Au bénéfice de ces observations, par certificat médical en date du 4 février 2025, le Docteur [T] préconisait la transformation de l’hospitalisation complète en programme de soins. Le préfet faisait opposition à la transformation des modalités de prise en charge de [W] [J] par courrier en date du 5 février 2025 et demandait un second avis. Par certificat médical en date du 7 février 2025, le Docteur [Y] la transformation des modalités de prise en charge de [W] [J] au bénéfice d’un programme de soins indiquant que le traitement était observé, que la clinique s’était améliorée et qu’un amendement des troubles délirants et hallucinatoires était constaté.
Nous étions saisis par courrier du 10 février 2025 aux fins de statuer dans le cadre de l’application de l’article L.3211-11 du CSP.
En conséquence, au vu des certificats médicaux des Docteurs [T] et [Y] concernant le rapport au traitement e [W] [J], l’amendement des troubles délirants constaté et l’absence de velléité de passage à lacte hétéro-agressif, il convient de faire bénéficier [W] [J] d’un programme de soins pour s’assurer de la continuité de ceux -ci.
PAR CES MOTIFS
Statuant publiquement, par ordonnance réputée contradictoire, en premier ressort,
Donnons mainlevée de la mesure d’hospitalisation complète dont [W] [J] fait l’objet et disons que cette mainlevée prendra effet dans un délai maximal de vingt-quatre heures à compter du 13 février 2025 à 12H15 afin qu’un programme de soins puisse, le cas échéant, être établi en application de l’article L. 3211-2-1 du code de la santé publique.

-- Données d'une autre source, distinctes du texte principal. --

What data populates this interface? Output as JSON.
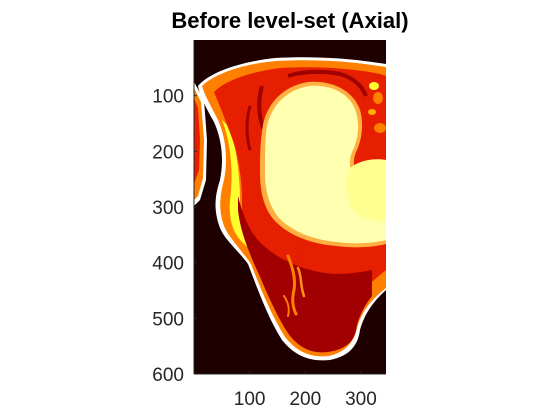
{
  "title": "Before level-set (Axial)",
  "image": {
    "description_free": true,
    "colormap": "hot",
    "colors": {
      "background": "#1e0000",
      "dark_red": "#a00000",
      "red": "#e61f00",
      "orange": "#ff8000",
      "yellow": "#ffff30",
      "pale_yellow": "#ffffb0",
      "white": "#ffffff"
    }
  },
  "axes": {
    "x_ticks": [
      "100",
      "200",
      "300"
    ],
    "y_ticks": [
      "100",
      "200",
      "300",
      "400",
      "500",
      "600"
    ],
    "x_tick_values": [
      100,
      200,
      300
    ],
    "y_tick_values": [
      100,
      200,
      300,
      400,
      500,
      600
    ],
    "xlim": [
      0,
      345
    ],
    "ylim": [
      0,
      600
    ],
    "y_reversed": true
  }
}
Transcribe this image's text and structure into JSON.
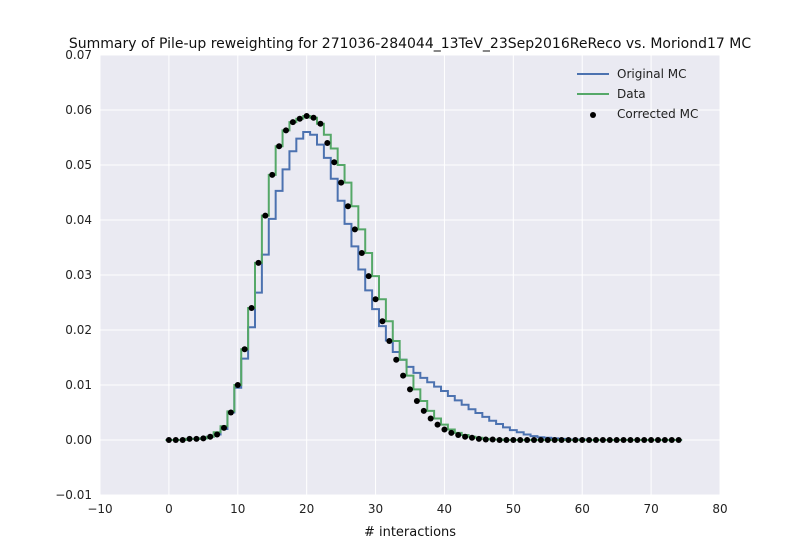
{
  "chart_data": {
    "type": "line",
    "title": "Summary of Pile-up reweighting for 271036-284044_13TeV_23Sep2016ReReco vs. Moriond17 MC",
    "xlabel": "# interactions",
    "ylabel": "",
    "xlim": [
      -10,
      80
    ],
    "ylim": [
      -0.01,
      0.07
    ],
    "xticks": [
      "−10",
      "0",
      "10",
      "20",
      "30",
      "40",
      "50",
      "60",
      "70",
      "80"
    ],
    "yticks": [
      "−0.01",
      "0.00",
      "0.01",
      "0.02",
      "0.03",
      "0.04",
      "0.05",
      "0.06",
      "0.07"
    ],
    "grid": true,
    "legend_position": "top-right",
    "x": [
      0,
      1,
      2,
      3,
      4,
      5,
      6,
      7,
      8,
      9,
      10,
      11,
      12,
      13,
      14,
      15,
      16,
      17,
      18,
      19,
      20,
      21,
      22,
      23,
      24,
      25,
      26,
      27,
      28,
      29,
      30,
      31,
      32,
      33,
      34,
      35,
      36,
      37,
      38,
      39,
      40,
      41,
      42,
      43,
      44,
      45,
      46,
      47,
      48,
      49,
      50,
      51,
      52,
      53,
      54,
      55,
      56,
      57,
      58,
      59,
      60,
      61,
      62,
      63,
      64,
      65,
      66,
      67,
      68,
      69,
      70,
      71,
      72,
      73,
      74
    ],
    "series": [
      {
        "name": "Original MC",
        "kind": "step",
        "color": "#4c72b0",
        "values": [
          0.0,
          0.0,
          0.0,
          0.0002,
          0.0002,
          0.0003,
          0.0006,
          0.001,
          0.002,
          0.005,
          0.0095,
          0.0148,
          0.0205,
          0.0268,
          0.0337,
          0.0402,
          0.0453,
          0.0492,
          0.0525,
          0.0548,
          0.056,
          0.0555,
          0.0537,
          0.0513,
          0.0475,
          0.0435,
          0.0393,
          0.0352,
          0.031,
          0.0272,
          0.0238,
          0.0207,
          0.0181,
          0.016,
          0.0146,
          0.0133,
          0.0122,
          0.0113,
          0.0105,
          0.0097,
          0.0089,
          0.008,
          0.0072,
          0.0064,
          0.0056,
          0.0049,
          0.0042,
          0.0035,
          0.0029,
          0.0023,
          0.0018,
          0.0014,
          0.001,
          0.0007,
          0.0005,
          0.0004,
          0.0003,
          0.0002,
          0.0001,
          0.0001,
          0.0001,
          0.0,
          0.0,
          0.0,
          0.0,
          0.0,
          0.0,
          0.0,
          0.0,
          0.0,
          0.0,
          0.0,
          0.0,
          0.0,
          0.0
        ]
      },
      {
        "name": "Data",
        "kind": "step",
        "color": "#55a868",
        "values": [
          0.0,
          0.0,
          0.0,
          0.0002,
          0.0002,
          0.0003,
          0.0006,
          0.0014,
          0.0025,
          0.0052,
          0.01,
          0.0165,
          0.024,
          0.0322,
          0.0408,
          0.0482,
          0.0534,
          0.0563,
          0.0578,
          0.0584,
          0.0589,
          0.0586,
          0.0575,
          0.0555,
          0.053,
          0.05,
          0.0468,
          0.0425,
          0.0383,
          0.034,
          0.0298,
          0.0256,
          0.0216,
          0.018,
          0.0146,
          0.0117,
          0.0092,
          0.0071,
          0.0053,
          0.0039,
          0.0028,
          0.0019,
          0.0013,
          0.0009,
          0.0006,
          0.0004,
          0.0002,
          0.0001,
          0.0001,
          0.0,
          0.0,
          0.0,
          0.0,
          0.0,
          0.0,
          0.0,
          0.0,
          0.0,
          0.0,
          0.0,
          0.0,
          0.0,
          0.0,
          0.0,
          0.0,
          0.0,
          0.0,
          0.0,
          0.0,
          0.0,
          0.0,
          0.0,
          0.0,
          0.0,
          0.0
        ]
      },
      {
        "name": "Corrected MC",
        "kind": "scatter",
        "color": "#000000",
        "values": [
          0.0,
          0.0,
          0.0,
          0.0002,
          0.0002,
          0.0003,
          0.0006,
          0.001,
          0.0022,
          0.005,
          0.01,
          0.0165,
          0.024,
          0.0322,
          0.0408,
          0.0482,
          0.0534,
          0.0563,
          0.0578,
          0.0584,
          0.0589,
          0.0586,
          0.0575,
          0.054,
          0.0505,
          0.0468,
          0.0425,
          0.0383,
          0.034,
          0.0298,
          0.0256,
          0.0216,
          0.018,
          0.0146,
          0.0117,
          0.0092,
          0.0071,
          0.0053,
          0.0039,
          0.0028,
          0.0019,
          0.0013,
          0.0009,
          0.0006,
          0.0004,
          0.0002,
          0.0001,
          0.0001,
          0.0,
          0.0,
          0.0,
          0.0,
          0.0,
          0.0,
          0.0,
          0.0,
          0.0,
          0.0,
          0.0,
          0.0,
          0.0,
          0.0,
          0.0,
          0.0,
          0.0,
          0.0,
          0.0,
          0.0,
          0.0,
          0.0,
          0.0,
          0.0,
          0.0,
          0.0,
          0.0
        ]
      }
    ],
    "colors": {
      "plot_background": "#eaeaf2",
      "grid": "#ffffff"
    }
  }
}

La présente ordonnance est susceptible d’appel devant le premier président de la cour d’appel ou son délégué dans un délai de 10 jours à compter de sa notification ; en vertu de l’article 642 du code de procédure civile, le délai qui expirerait normalement un samedi, un dimanche ou un jour férié ou chômé est prorogé jusqu’au premier jour ouvrable suivant ; cet appel n’est pas suspensif, sauf s’il est interjeté par le ministère public dans les conditions de l’article L. 3211-12-4 du code de la santé publique ; il doit être formalisé par déclaration motivée transmise :
— s’agissant des avocats du ressort de la cour d’appel de Rouen et à compter du 1er juillet 2018: via le RPVA sur l’adresse [Courriel 7] conformément à la convention relative à la communication électronique en matière civile ;
— s’agissant des avocats hors ressort, des personnes morales, des autorités administratives et des parties : par tout moyen ou par mail à l’adresse suivante : [Courriel 9] au greffe de la cour d’appel de Rouen sis [Adresse 2].
L’auteur d’un recours abusif ou dilatoire peut être condamné à une amende civile et au paiement d’une indemnité à l’autre partie.